2017-03-05 08:02:37 | 公園・庭園めぐり

「梅は咲いたか桜はまだかいな・・」という端唄があるが、新宿御苑では梅と桜が同時に咲いている。新宿門から入り大木戸門の方向へ進むと、園路の分岐点(場所ナンンバーV3)があり、ここにオカメという名の桜が咲いていた。イギリスの愛好家により作られてオカメと名付けられた栽培品種が戦後に移入されたもので、カンヒザクラ(寒緋桜)とマメザクラ(豆桜)の種間雑種という。花は中輪一重で淡紅色、下向きに咲いている。

オカメとは園路の反対側になるコフクザクラの北側に、ツバキカンザクラ(椿寒桜)が咲いていた。カラミザクラ(唐実桜)とカンヒザクラ(またはカンザクラ)の種間雑種とされ、松山市の椿神社に原木がある。花は中輪一重で桃色、雄しべは長い。

園路を先に進みサービスセンター近くまで来ると、園路の右側に河津桜(カワヅザクラ)が咲いていた。カンヒザクラとオオシマザクラの種間雑種の栽培品種で、河津町の民家に原木がある。花は紅色の大輪で一重。ここの河津桜は開花とともに若芽も伸びている。
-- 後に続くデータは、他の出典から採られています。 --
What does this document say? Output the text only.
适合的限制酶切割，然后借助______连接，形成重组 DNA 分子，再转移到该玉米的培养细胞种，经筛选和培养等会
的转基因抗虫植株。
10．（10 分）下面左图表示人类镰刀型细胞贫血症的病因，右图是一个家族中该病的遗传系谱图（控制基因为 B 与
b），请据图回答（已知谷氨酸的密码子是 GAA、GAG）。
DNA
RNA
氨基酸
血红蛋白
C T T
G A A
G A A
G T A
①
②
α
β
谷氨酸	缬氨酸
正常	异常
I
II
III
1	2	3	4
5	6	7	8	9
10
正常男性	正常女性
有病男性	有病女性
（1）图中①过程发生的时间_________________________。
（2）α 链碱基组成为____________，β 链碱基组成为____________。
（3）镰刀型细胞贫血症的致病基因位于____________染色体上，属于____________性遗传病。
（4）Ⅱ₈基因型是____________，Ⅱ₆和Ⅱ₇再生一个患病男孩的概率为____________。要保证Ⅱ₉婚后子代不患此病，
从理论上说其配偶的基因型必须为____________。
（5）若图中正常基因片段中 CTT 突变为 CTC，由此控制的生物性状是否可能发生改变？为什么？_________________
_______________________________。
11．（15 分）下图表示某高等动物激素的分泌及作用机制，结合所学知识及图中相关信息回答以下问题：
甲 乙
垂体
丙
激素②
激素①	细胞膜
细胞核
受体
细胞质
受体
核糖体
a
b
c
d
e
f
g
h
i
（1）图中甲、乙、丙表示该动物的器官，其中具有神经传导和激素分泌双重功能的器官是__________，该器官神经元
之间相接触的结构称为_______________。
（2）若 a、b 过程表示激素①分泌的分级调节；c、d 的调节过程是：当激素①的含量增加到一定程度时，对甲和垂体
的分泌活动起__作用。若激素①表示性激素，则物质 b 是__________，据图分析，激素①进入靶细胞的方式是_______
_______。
今回は大温室を割愛し、大木戸休憩所から玉藻池を眺める。梅は咲いているが、桜はまだのようである。池を渡って梅を振り返り、それから、イギリス風景式庭園の芝生に出る。

向こうに見える桜らしき姿に向かって芝生を横断すると、芝生の端(場所ナンバーC4)に、寒桜の大木があった。寒桜はカンヒザクラとヤマザクラの種間雑種で、寒桜という栽培品種名があるものと無いものがあるらしい。ここでは、名札に従って寒桜としておく。花は淡紅色の中輪一重である。

坂を下って下の池に沿って左に行くと、カンヒザクラ(寒緋桜)があった。中国南部や台湾に分布する種で、江戸時代後期から栽培されている。花は濃紅色の中輪一重で釣鐘状である。

下の池に沿って進み、擬木橋を過ぎて坂を上がり、梅が咲くモミジ山を通り過ぎる。先に進めば桜園地となるが、ここに桜が咲きそろうのは、もう少し先のことになる。

今の季節、桜園地の中で唯一咲き誇っている大寒桜を見に行く。大寒桜(オオカンザクラ)はカンヒザクラとオオシマザクラの種間雑種の栽培品種で亜高木となる。花は淡紅色の中輪一重で、先端に切れ込みのある円形の花弁を持つ。大寒桜は安行から広まったという。

中の池沿いに歩くと、向こう岸の桜に人が集まっているのが見える。その桜、修善寺寒桜を見に対岸のレストハウスに向かう。この桜は大寒桜と同じくカンヒザクラとオオシマザクラの種間雑種の栽培品種で、修善寺に原木がある。花は淡紅色の中輪一重で、高木となる。

旧御凉亭から見えた桜の大木を見に行く。その桜は、翔天亭の近くにあり、人々が集まっていた。この桜は、イギリス風景式庭園の隅にあった桜と同じ、寒桜のようである。

茶室の楽羽亭の周辺には梅が多い。近くから見ても、また、遠くから見ても、茶室には梅が良く似合う。白梅の中に紅梅が少し交じっているのもいい。

上の池の近くにも、寒桜があった。花見の頃とは異なり、彩の少ない今の時期、其々の寒桜がよく目立つ。

日本庭園からエコハウス(レストランゆりのき)に行く。近くのスイセンの植え込みには梅と桜が植えられている。植え込みの周囲を一回りし、途中の梅を眺めながら新宿門へと戻る。